Gathering a history that includes the above elements, as tailored to the patient, +/- obtaining collateral history, can provide insight into salient social issues that may be impacting on - and that may be impacted by - the patient's health. I can then attempt to work with the teenager or parents of a child to address factors that may be the underlying reason they presented for medical care in the first place. 

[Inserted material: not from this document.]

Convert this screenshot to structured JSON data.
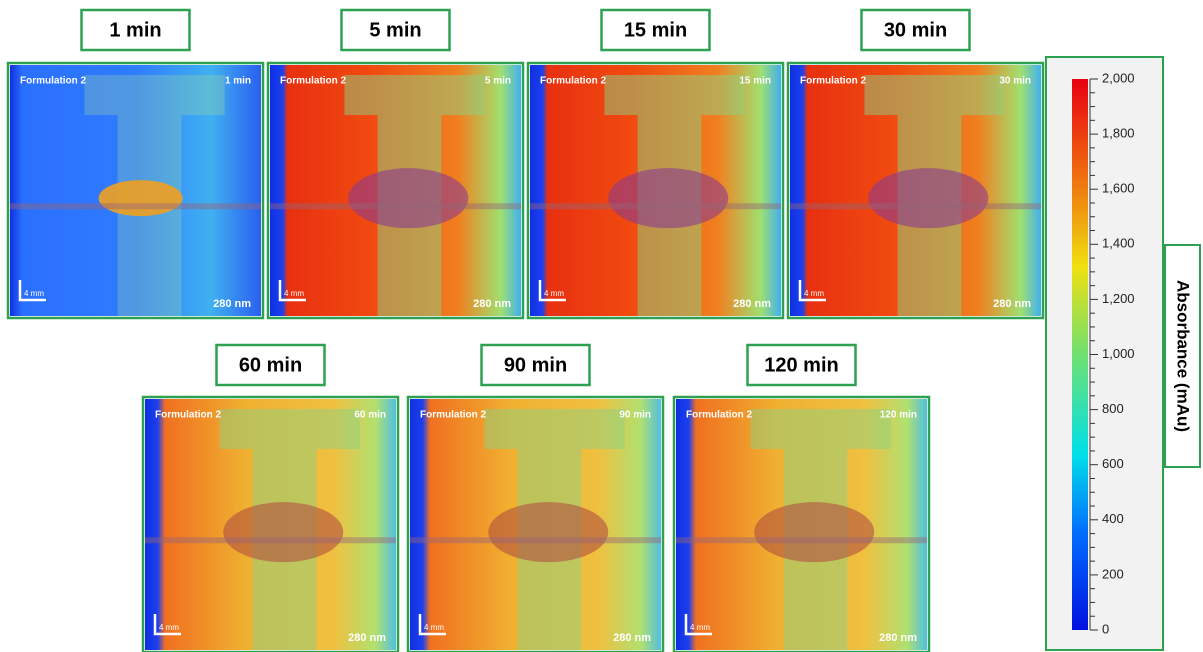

One last comment I will make here is the importance of opening the process of gathering a social history from adolescents with a confidentiality statement. Adolescents are in a unique transitional period during which many aspects of their life are still being managed by parents or other guardians, but gradually they are assuming more responsibility. If the adolescent patient presents for care with a parent - after the parent has had opportunity to provide collateral information on the presenting concern - I have the parent leave the examining room so I can gather a social history from the adolescent in privacy. It goes without saying that many teenagers may not want to disclose sexual activity or substance use with a parent present, so this presumably increases my ability to gather accurate information. In the same vein, I always start this sans parents portion of the visit with a confidentiality statement, to ensure the adolescent understands that whatever they tell me at this point is confidential, and that unless they tell me something would warrant an exception to the rule of confidentiality (that they are hurting themselves or others, or that someone is hurting them), then whatever they disclose to me is just between the two of us. When the adolescent patient does disclose information that indicates they are having a hard time coping, and considering my HEADS assessment as it pertains to social supports, if the adolescent has trust in their parents then I do encourage patients to share their concerns with their parents or other supportive allies. I do leave it up to them to decide what exactly and how much they wish to disclose, and say that if they chose not to that is completely okay. I also let them know regardless that they can always return to the clinic for further support with their ongoing issues. And last but not least, I often end my adolescent visits with a recommendation to check out the Sex & U website, a wonderful resource for all adolescents to learn about sexual health and a plethora of related topics, all organized on an aesthetically-appealing interface that is easy to navigate and understand.